Michael Chabon ~ Gentlemen of the Road

Posted in Fiction  by Richard

Michael Chabon ~ Gentlemen of the Road

This is a fun adventure novel set in the Jewish kingdom of the Khazars. It follows the adventures of Zelikman and Amram. They find themselves in the middle of a struggle for control of the Khazar Empire, supporting the son Filaq of the deposed (killed) former ruler. The son soon turns out to be a daughter, and the fortunes of all go from bad to worse.
It reminds be very much of novels written pre WWII, in its wording and innocence.
A very enjoyable novel, with enough twists and turns to keep you hooked. The only let down is, I found it a bit short, and it does seem like part of a larger tale, and Gentlemen of the Road could well just be a middle section of a greater and larger work.

Product Description
Michael Chabon’s Pulitzer Prize-winning bestseller, The Amazing Adventures of Kavalier & Clay, sprang from an early passion for the derring-do and larger-than-life heroes of classic comic books. Now, once more mining the rich past, Chabon summons the rollicking spirit of legendary adventures–from The Arabian Nights to Alexandre Dumas to Fritz Leiber’s Fafhrd and the Gray Mouser stories–in a wonderful new novel brimming with breathless action, raucous humor, cliff-hanging suspense, and a cast of colorful characters worthy of Scheherazade’s most tantalizing tales.

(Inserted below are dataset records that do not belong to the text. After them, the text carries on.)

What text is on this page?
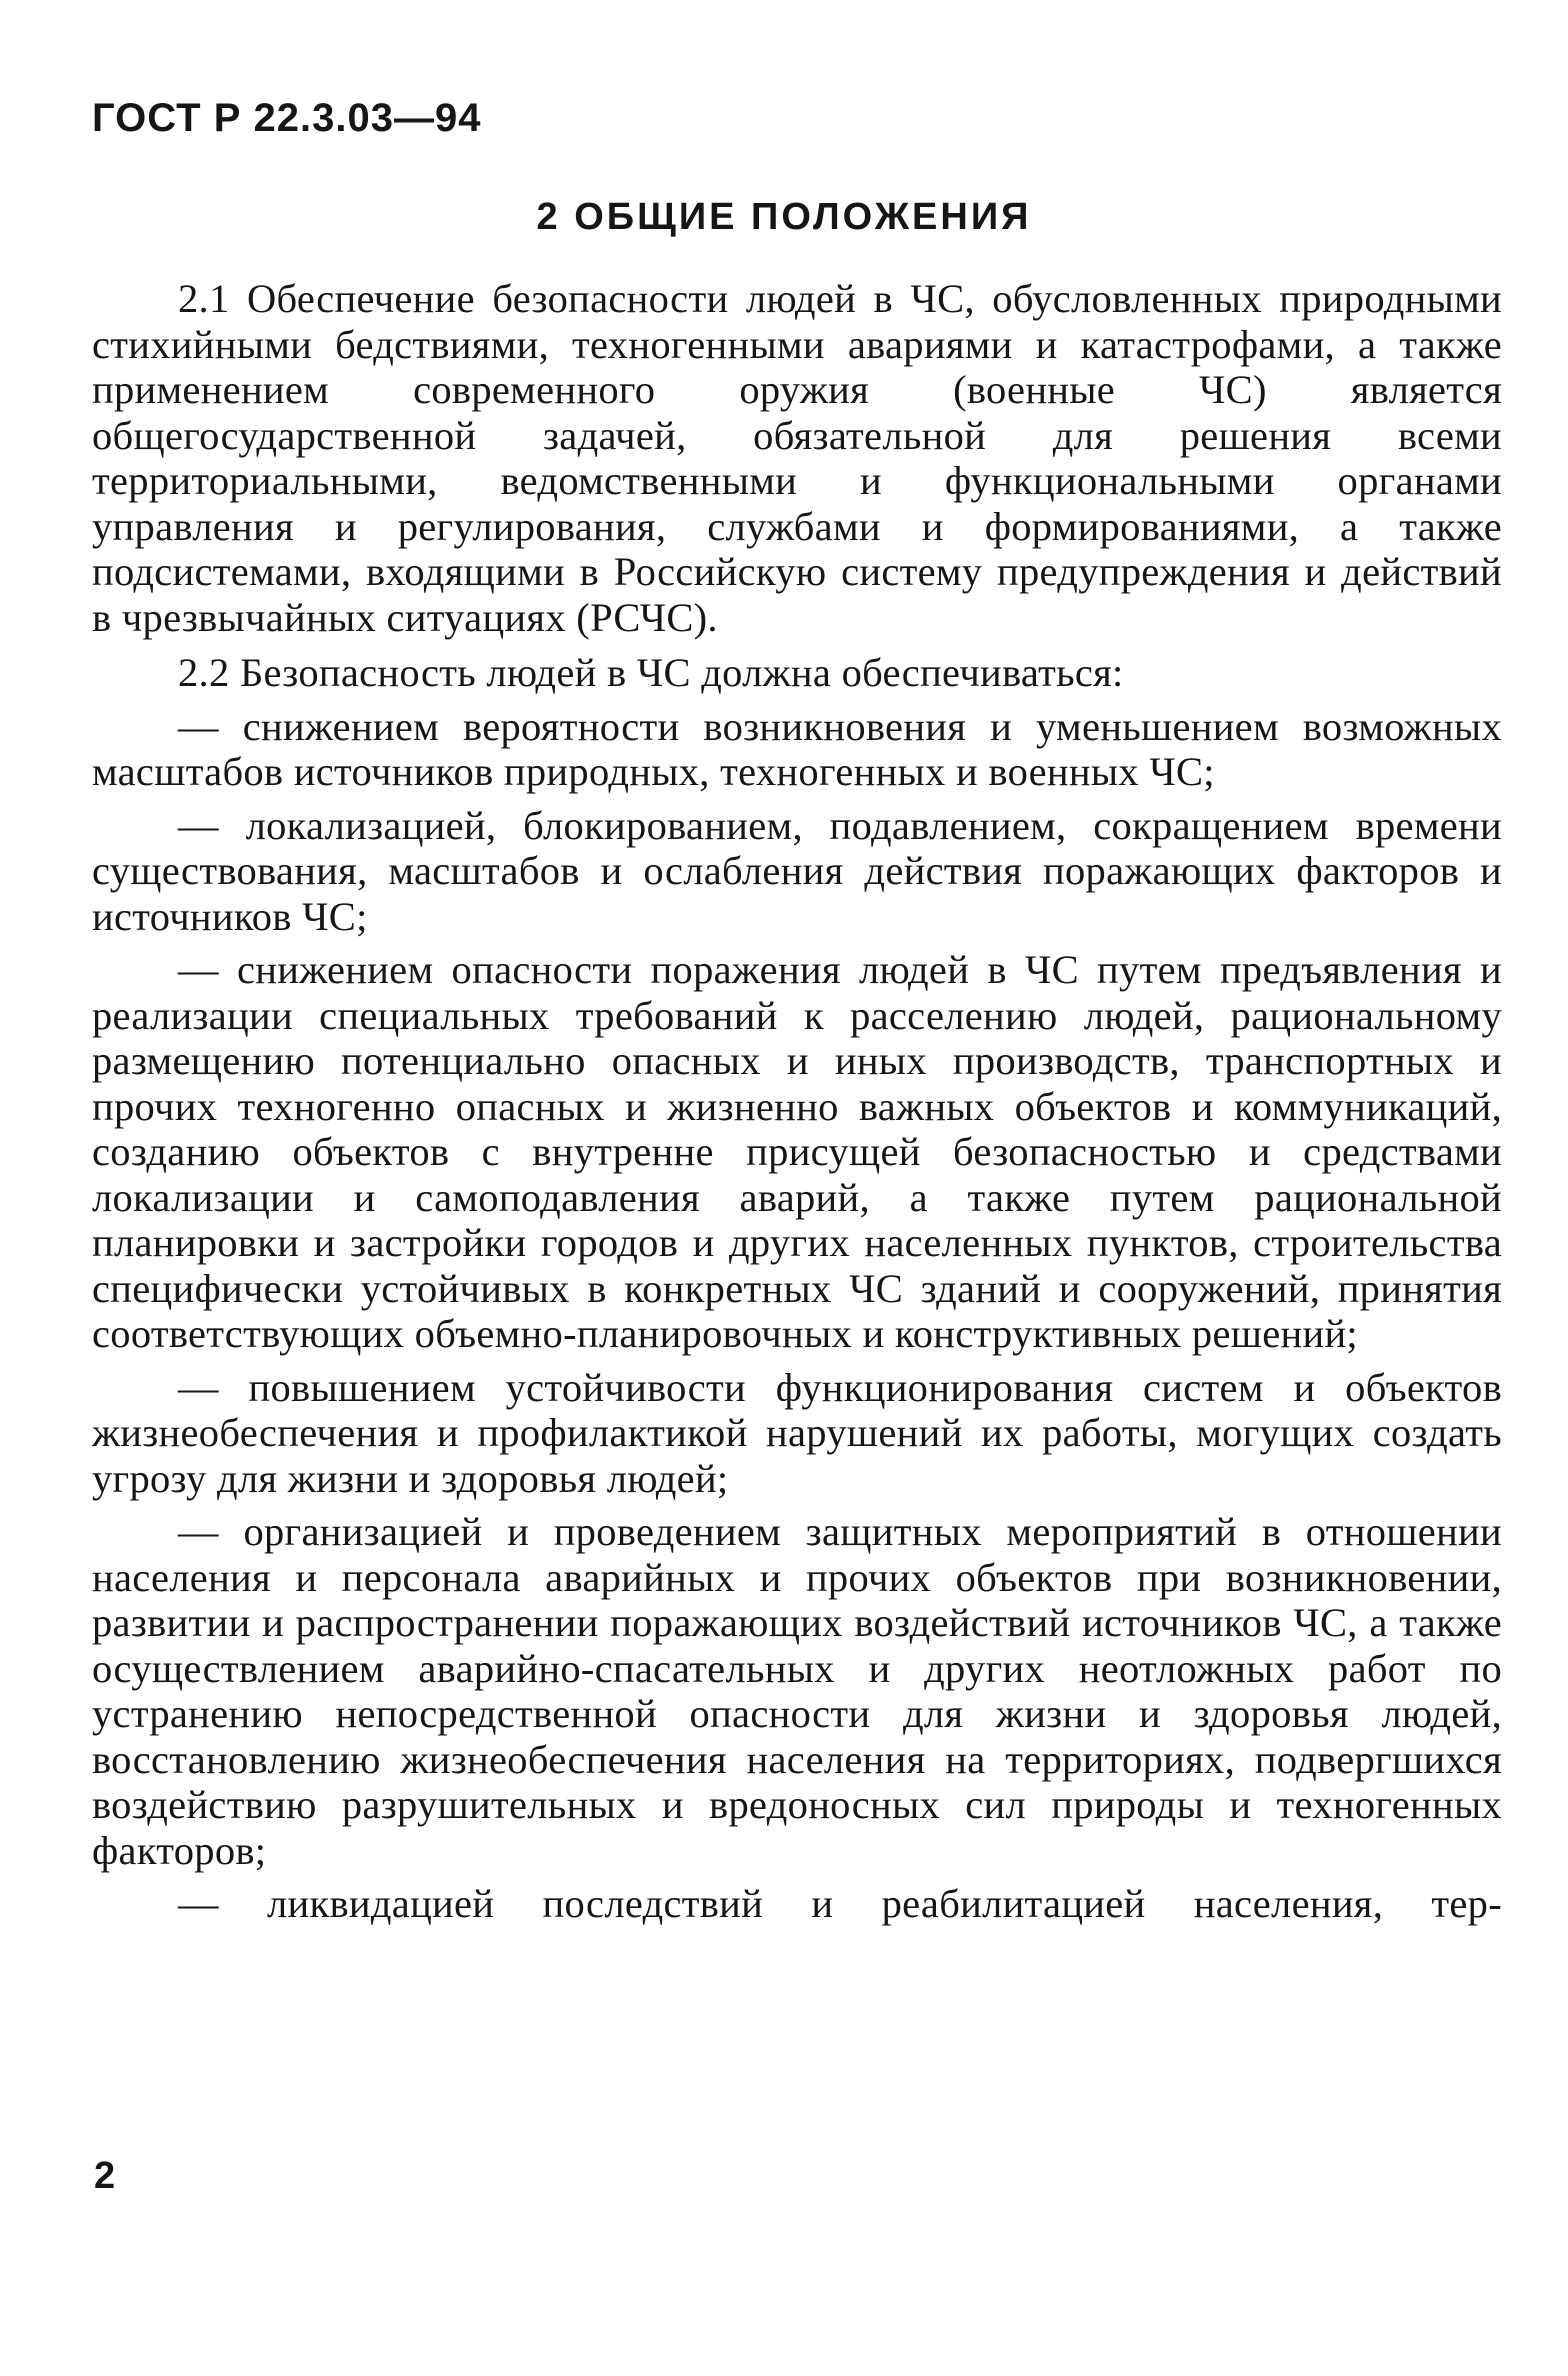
ГОСТ Р 22.3.03—94
2 ОБЩИЕ ПОЛОЖЕНИЯ

2.1 Обеспечение безопасности людей в ЧС, обусловленных природными стихийными бедствиями, техногенными авариями и катастрофами, а также применением современного оружия (военные ЧС) является общегосударственной задачей, обязательной для решения всеми территориальными, ведомственными и функциональными органами управления и регулирования, службами и формированиями, а также подсистемами, входящими в Российскую систему предупреждения и действий в чрезвычайных ситуациях (РСЧС).

2.2 Безопасность людей в ЧС должна обеспечиваться:

— снижением вероятности возникновения и уменьшением возможных масштабов источников природных, техногенных и военных ЧС;

— локализацией, блокированием, подавлением, сокращением времени существования, масштабов и ослабления действия поражающих факторов и источников ЧС;

— снижением опасности поражения людей в ЧС путем предъявления и реализации специальных требований к расселению людей, рациональному размещению потенциально опасных и иных производств, транспортных и прочих техногенно опасных и жизненно важных объектов и коммуникаций, созданию объектов с внутренне присущей безопасностью и средствами локализации и самоподавления аварий, а также путем рациональной планировки и застройки городов и других населенных пунктов, строительства специфически устойчивых в конкретных ЧС зданий и сооружений, принятия соответствующих объемно-планировочных и конструктивных решений;

— повышением устойчивости функционирования систем и объектов жизнеобеспечения и профилактикой нарушений их работы, могущих создать угрозу для жизни и здоровья людей;

— организацией и проведением защитных мероприятий в отношении населения и персонала аварийных и прочих объектов при возникновении, развитии и распространении поражающих воздействий источников ЧС, а также осуществлением аварийно-спасательных и других неотложных работ по устранению непосредственной опасности для жизни и здоровья людей, восстановлению жизнеобеспечения населения на территориях, подвергшихся воздействию разрушительных и вредоносных сил природы и техногенных факторов;

— ликвидацией последствий и реабилитацией населения, тер-

2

They’re an odd pair, to be sure: pale, rail-thin, black-clad Zelikman, a moody, itinerant physician fond of jaunty headgear, and ex-soldier Amram, a gray-haired giant of a man as quick with a razor-tongued witticism as he is with a sharpened battle-ax. Brothers under the skin, comrades in arms, they make their rootless way through the Caucasus Mountains, circa A.D. 950, living as they please and surviving however they can–as blades and thieves for hire and as practiced bamboozlers, cheerfully separating the gullible from their money. No strangers to tight scrapes and close shaves, they’ve left many a fist shaking in their dust, tasted their share of enemy steel, and made good any number of hasty exits under hostile circumstances.

None of which has necessarily prepared them to be dragooned into service as escorts and defenders to a prince of the Khazar Empire. Usurped by his brutal uncle, the callow and decidedly ill-tempered young royal burns to reclaim his rightful throne. But doing so will demand wicked cunning, outrageous daring, and foolhardy bravado . . . not to mention an army. Zelikman and Amram can at least supply the former. But are these gentlemen of the road prepared to become generals in a full-scale revolution? The only certainty is that getting there–along a path paved with warriors and whores, evil emperors and extraordinary elephants, secrets, swordplay, and such stuff as the grandest adventures are made of–will be much more than half the fun.

About the Author
Michael Chabon is the author of The Mysteries of Pittsburgh; Wonder Boys, which was made into a critically acclaimed film; The Amazing Adventures of Kavalier & Clay, which won numerous awards, including the Pulitzer Prize; The Final Solution: A Story of Detection; and The Yiddish Policemen’s Union. He is also the author of two short-story collections and a young adult novel, Summerland. He lives in the San Francisco Bay area.